Another June survey of more than 17,000 professionals by workplace communications company Fishbowl found 75% of professionals are against the implementation of workplace contact tracing technology and would not allow their employers to trace their activity. The most optimistic industry about contact tracing proved to be human resources, doubling the most skeptical industry — technology with a 40% rate of willingness to allow contact tracing while at work.
According to the Brookings Institute, in order for contact tracing tools and technology to be effective, at least 60% of the population needs to opt in and use them. A May study determined the tech would face “enormous obstacles.”
And 70% of Americans are “deeply skeptical” about the technology.
“Skepticism toward digital contact tracing was not equal across racial groups, a disparity that if such apps are rolled out in the United States could result in further inequities in health outcomes among marginalized communities,” the Brookings study stated.
Already disproportionately affected by the coronavirus, black Americans expressed greater skepticism about digital contact tracing.

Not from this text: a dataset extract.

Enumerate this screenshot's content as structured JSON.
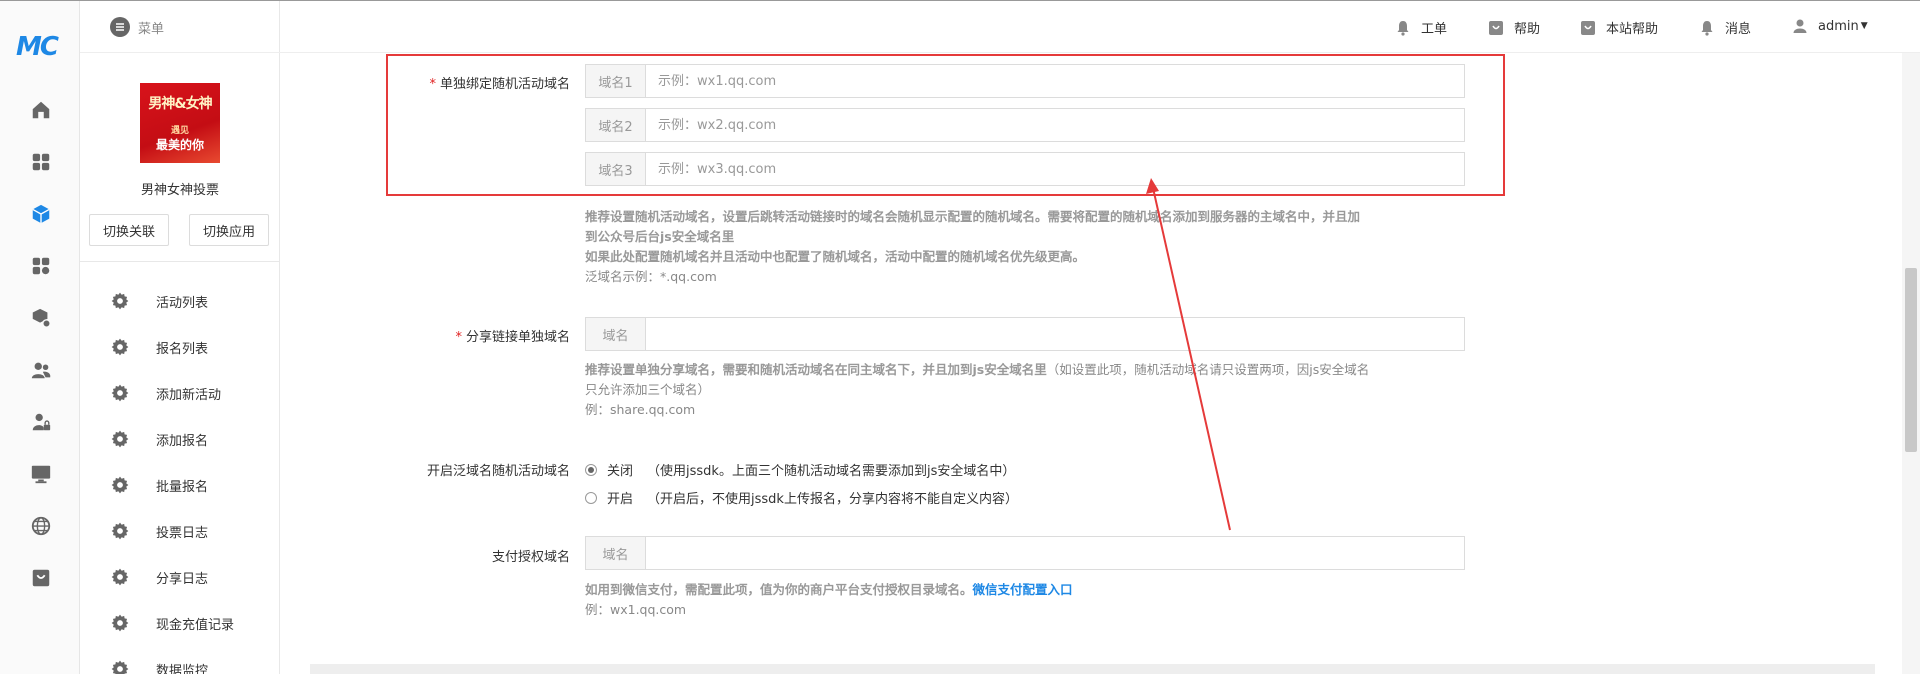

Fewer than 20% of black survey participants supported government rollout of contact tracing apps compared to 36% of white participants, and they expressed greater concern about their personal data.
“It’s all very well-intentioned, but there is a huge risk here that there could be some really pernicious discrimination, especially when you think about how this virus is disproportionately affecting African Americans, Hispanics, older Americans, and other marginalized communities,” David Brody of the Lawyers’ Committee for Civil Rights Under Law, an advocacy group that endorsed the Democrats’ new Public Health Emergency Privacy Act, told Consumer Reports.
On the flip side, others worry that it is the recipient of the data, not the one from which it is being requested, that will be harmed by the false security of self-reported data.
"We have serious doubts that voluntary, anonymous contact tracing through smartphone apps — as Apple, Google and faculty at a number of academic institutions all propose — can free Americans of the terrible choice between staying home or risking exposure," technologist Ashkan Soltani, University of Washington biology professor Carl Bergstrom and University of Washington law professor Ryan Calo wrote in an op-ed for the Brookings Institute.
"We worry that contact tracing apps will serve as vehicles for abuse and disinformation, while providing a false sense of security to justify reopening local and national economies well before it is safe to do so."